Original creation by
Valentin GENEVAZ,
1st prize of 2022 Swiss Competition
Final with young confectioners
COINTREAU®
PRALINE
1. TIMUR BAY MACADAMIA NUT GIANDUJA
150 g Macadamia nut
150 g icing sugar
135 g milk couverture
50 g Timur bay shortbread
Roast Macadamia nuts until desired lightly. Mix them with
icing sugar. Add the tempered milk couverture, then the mixed
shortbread. Temper to 28.5°C before use.
2. CANDIED ORANGE PASTE
250 g candied oranges
20 g Cointreau® 60% vol.
Mix candied oranges then soften the orange paste with
Cointreau®.
3. TIMUR BAY SHORTBREAD
150 g butter
95 g icing sugar
30 g cornstarch
1 g salt
55 g eggs
250 g unbleached all-purpose flour
20 g mixed Timur bays
Mix butter with icing sugar. Gradually add tempered eggs.
Incorpporate flour, Timur bays and salt. Mix until obtaining a
homogeneous paste.
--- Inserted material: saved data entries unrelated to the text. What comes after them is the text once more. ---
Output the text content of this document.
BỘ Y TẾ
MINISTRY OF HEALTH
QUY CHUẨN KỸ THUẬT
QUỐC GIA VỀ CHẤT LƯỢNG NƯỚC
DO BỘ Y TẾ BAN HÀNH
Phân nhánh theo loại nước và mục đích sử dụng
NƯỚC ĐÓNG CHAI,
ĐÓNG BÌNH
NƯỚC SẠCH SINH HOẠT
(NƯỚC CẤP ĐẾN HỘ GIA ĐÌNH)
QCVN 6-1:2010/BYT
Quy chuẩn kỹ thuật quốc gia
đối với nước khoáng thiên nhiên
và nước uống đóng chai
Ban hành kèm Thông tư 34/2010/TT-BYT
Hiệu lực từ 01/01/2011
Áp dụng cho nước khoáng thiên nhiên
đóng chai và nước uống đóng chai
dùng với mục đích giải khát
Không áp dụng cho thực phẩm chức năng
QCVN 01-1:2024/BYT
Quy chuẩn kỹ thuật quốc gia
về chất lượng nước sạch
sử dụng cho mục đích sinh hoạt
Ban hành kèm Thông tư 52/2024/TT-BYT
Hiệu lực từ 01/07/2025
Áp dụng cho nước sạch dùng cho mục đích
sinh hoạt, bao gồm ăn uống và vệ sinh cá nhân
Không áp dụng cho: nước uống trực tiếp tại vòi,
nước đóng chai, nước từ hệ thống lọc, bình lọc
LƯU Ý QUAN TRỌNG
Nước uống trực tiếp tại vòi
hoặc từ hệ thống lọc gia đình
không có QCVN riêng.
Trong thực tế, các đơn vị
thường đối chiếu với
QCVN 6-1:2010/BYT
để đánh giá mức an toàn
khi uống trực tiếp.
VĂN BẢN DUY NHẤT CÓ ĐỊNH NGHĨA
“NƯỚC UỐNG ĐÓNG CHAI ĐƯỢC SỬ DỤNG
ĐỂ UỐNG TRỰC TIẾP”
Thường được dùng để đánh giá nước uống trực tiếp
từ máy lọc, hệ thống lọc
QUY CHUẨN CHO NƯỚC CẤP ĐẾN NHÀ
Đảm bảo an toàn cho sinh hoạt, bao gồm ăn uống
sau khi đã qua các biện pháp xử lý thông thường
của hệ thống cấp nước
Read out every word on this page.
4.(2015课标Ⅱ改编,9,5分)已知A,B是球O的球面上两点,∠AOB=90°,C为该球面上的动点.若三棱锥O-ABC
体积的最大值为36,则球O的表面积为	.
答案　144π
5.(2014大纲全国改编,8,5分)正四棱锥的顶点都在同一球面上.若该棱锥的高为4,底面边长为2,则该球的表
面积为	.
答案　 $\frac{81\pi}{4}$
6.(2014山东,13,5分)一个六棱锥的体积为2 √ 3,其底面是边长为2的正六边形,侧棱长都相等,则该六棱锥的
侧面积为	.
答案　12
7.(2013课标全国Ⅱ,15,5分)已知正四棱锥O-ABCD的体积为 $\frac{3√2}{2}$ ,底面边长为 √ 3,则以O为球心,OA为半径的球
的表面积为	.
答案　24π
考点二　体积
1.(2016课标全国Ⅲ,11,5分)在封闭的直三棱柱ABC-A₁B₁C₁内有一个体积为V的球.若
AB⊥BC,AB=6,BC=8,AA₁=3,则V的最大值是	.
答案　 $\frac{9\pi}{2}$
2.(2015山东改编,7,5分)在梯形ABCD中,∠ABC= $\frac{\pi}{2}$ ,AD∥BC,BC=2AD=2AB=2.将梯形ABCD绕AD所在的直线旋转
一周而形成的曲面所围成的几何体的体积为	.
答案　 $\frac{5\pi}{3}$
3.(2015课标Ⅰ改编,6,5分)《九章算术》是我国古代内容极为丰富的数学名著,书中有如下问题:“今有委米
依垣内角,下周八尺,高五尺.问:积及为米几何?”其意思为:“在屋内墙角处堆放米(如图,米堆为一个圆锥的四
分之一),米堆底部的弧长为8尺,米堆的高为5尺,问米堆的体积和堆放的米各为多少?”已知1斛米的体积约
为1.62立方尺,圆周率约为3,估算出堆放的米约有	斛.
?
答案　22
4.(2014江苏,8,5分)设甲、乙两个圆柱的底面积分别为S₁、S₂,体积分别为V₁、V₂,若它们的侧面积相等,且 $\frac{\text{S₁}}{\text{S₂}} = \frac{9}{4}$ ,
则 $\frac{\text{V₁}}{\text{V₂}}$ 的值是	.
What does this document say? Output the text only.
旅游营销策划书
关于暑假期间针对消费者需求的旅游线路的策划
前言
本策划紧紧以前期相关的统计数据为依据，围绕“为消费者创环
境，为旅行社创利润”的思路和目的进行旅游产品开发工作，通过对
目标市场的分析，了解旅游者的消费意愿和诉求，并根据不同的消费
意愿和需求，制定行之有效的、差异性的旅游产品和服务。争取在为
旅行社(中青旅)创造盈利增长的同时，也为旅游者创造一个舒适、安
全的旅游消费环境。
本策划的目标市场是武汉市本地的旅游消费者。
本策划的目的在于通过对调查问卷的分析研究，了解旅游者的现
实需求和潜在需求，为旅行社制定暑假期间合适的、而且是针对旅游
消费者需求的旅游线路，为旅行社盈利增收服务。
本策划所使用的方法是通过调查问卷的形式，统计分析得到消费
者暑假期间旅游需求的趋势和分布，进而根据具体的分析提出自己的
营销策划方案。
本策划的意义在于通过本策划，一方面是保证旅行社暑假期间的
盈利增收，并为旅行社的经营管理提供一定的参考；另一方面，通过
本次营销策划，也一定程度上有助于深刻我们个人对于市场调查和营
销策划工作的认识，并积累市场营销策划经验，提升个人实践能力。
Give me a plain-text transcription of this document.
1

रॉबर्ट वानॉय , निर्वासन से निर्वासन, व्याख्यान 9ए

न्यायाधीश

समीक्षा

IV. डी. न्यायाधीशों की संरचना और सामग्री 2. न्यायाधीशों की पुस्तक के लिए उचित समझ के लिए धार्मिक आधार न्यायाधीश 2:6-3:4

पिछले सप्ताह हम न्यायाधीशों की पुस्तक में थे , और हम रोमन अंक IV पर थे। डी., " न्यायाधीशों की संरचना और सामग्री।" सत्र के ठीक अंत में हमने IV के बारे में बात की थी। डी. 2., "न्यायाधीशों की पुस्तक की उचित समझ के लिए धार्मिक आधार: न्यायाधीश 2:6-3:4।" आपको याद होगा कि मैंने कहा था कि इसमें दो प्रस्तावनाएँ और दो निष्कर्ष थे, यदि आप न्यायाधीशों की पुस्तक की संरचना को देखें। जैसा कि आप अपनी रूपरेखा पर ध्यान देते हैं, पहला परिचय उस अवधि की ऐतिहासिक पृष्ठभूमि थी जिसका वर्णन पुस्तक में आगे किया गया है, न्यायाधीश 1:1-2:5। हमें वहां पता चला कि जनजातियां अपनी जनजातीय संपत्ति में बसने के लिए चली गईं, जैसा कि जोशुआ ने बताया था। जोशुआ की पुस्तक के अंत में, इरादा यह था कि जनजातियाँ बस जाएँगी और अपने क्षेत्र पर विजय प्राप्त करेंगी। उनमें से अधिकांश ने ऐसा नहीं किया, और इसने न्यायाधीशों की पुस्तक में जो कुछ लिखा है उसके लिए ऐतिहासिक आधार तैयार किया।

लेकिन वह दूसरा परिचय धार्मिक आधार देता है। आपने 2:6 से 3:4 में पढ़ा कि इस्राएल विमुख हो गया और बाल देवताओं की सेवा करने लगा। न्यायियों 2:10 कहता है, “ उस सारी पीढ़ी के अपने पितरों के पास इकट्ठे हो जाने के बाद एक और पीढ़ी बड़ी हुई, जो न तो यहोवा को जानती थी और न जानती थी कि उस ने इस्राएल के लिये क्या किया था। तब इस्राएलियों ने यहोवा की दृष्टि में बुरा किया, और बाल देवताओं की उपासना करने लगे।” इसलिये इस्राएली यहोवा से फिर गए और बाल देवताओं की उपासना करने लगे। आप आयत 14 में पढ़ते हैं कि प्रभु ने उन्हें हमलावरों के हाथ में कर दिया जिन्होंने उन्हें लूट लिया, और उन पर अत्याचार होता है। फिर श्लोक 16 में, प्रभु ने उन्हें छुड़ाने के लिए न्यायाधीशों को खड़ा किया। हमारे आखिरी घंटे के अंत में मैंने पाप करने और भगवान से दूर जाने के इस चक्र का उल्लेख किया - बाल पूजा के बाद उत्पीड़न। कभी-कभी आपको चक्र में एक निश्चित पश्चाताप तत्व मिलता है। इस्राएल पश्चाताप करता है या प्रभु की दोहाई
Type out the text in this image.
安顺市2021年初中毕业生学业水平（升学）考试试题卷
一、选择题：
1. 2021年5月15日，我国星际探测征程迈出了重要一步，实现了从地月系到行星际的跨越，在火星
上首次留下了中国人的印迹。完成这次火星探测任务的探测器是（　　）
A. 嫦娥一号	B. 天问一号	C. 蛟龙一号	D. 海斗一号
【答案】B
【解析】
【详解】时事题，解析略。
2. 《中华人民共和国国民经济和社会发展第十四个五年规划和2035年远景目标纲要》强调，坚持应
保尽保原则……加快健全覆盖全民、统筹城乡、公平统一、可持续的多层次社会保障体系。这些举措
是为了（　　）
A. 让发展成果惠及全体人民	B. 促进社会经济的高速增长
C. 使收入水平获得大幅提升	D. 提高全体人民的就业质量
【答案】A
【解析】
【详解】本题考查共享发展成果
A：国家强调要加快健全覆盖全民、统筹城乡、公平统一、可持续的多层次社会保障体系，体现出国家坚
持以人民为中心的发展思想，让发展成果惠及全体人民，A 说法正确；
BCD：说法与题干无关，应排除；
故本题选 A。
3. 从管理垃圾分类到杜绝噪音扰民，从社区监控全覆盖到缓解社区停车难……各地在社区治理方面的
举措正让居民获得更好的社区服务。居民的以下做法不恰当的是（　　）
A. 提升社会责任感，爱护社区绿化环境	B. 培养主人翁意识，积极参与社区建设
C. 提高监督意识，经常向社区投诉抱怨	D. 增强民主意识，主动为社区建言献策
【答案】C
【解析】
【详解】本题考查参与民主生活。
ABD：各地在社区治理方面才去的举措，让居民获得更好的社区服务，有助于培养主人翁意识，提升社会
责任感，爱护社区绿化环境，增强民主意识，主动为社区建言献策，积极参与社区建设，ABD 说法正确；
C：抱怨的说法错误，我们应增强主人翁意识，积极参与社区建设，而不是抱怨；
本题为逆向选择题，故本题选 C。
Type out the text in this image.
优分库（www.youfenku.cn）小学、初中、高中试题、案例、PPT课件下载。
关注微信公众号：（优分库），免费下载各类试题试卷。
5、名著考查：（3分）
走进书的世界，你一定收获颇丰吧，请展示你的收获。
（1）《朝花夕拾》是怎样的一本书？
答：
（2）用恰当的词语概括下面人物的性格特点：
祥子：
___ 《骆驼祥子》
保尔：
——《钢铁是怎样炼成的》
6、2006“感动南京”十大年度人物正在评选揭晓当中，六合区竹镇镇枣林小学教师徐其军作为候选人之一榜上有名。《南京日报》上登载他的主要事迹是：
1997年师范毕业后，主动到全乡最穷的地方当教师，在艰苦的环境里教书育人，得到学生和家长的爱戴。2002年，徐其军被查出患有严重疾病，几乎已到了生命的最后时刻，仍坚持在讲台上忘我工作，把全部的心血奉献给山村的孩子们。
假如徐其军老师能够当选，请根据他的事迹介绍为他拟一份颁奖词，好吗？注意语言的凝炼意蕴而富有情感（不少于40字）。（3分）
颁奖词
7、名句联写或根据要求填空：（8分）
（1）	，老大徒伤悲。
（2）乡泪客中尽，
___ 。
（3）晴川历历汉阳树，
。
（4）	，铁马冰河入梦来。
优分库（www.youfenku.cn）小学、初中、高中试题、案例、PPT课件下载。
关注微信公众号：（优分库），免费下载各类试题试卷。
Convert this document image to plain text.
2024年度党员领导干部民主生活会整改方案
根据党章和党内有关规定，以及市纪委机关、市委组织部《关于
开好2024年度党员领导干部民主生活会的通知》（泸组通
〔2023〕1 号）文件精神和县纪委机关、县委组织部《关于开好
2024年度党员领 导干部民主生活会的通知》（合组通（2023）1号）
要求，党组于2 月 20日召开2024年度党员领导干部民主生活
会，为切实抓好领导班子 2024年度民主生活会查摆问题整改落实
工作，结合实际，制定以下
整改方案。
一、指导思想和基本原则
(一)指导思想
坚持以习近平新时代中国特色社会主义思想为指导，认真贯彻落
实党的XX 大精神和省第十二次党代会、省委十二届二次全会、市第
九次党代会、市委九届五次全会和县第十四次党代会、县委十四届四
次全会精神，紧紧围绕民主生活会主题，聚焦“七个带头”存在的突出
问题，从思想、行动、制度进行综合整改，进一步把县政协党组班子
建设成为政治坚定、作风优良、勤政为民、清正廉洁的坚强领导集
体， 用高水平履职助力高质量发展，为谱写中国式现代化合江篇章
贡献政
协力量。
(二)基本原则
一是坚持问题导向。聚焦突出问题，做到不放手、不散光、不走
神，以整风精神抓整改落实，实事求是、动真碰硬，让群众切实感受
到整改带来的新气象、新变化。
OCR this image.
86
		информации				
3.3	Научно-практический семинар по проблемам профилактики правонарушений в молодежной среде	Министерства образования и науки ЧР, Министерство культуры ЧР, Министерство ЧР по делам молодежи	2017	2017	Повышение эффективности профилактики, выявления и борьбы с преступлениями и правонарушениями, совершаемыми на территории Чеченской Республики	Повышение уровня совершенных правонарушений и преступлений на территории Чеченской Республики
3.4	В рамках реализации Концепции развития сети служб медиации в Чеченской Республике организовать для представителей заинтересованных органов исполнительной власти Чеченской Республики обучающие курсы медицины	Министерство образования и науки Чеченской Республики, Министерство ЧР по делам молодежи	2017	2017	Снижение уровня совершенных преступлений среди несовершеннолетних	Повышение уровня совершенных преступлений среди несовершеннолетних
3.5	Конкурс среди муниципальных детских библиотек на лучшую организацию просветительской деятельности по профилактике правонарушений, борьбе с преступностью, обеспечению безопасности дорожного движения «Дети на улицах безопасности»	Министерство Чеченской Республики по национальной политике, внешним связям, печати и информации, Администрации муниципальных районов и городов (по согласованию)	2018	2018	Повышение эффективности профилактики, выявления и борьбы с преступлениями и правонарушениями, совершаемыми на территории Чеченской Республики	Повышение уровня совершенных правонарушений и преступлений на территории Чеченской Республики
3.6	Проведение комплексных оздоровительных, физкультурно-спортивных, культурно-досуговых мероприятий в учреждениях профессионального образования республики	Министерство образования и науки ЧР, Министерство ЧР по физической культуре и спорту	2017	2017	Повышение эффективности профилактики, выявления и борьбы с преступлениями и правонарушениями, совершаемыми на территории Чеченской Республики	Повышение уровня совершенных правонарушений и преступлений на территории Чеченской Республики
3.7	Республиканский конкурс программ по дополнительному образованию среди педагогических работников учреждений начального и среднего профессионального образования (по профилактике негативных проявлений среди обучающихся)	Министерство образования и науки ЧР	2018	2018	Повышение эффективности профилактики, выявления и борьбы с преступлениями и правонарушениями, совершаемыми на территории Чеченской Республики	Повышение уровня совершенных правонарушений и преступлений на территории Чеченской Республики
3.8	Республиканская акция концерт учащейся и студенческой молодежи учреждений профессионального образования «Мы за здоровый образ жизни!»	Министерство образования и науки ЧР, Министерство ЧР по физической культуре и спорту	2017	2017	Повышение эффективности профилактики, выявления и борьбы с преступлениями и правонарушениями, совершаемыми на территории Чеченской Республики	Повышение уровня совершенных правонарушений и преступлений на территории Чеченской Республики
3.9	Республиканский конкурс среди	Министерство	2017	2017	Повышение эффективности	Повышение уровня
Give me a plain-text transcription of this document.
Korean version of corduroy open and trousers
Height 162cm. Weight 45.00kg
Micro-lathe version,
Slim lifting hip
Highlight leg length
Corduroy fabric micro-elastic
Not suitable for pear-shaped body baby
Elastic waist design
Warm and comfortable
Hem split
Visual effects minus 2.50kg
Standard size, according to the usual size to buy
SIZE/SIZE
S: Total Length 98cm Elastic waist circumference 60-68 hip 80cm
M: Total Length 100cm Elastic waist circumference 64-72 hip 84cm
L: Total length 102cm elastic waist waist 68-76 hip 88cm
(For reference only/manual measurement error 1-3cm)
Allow to sit one night in a refrigerator.
Roll out the dough finely and bake for about 12 minutes to
175°C in a convection oven.
4. ASSEMBLY
No ingredients.
Temper the coloured cocoa butters to 30.5°C.
In cavities, brush successively 3 layers of cocoa butter, in this
order: red, orange, then white.
Mold with black couverture. Leave to crystallize.
Fill 1/3 of candied orange paste, complete with tempered
Gianduja.
Leave to crystallize then close the mold.
Unmold when crystallization is optimal.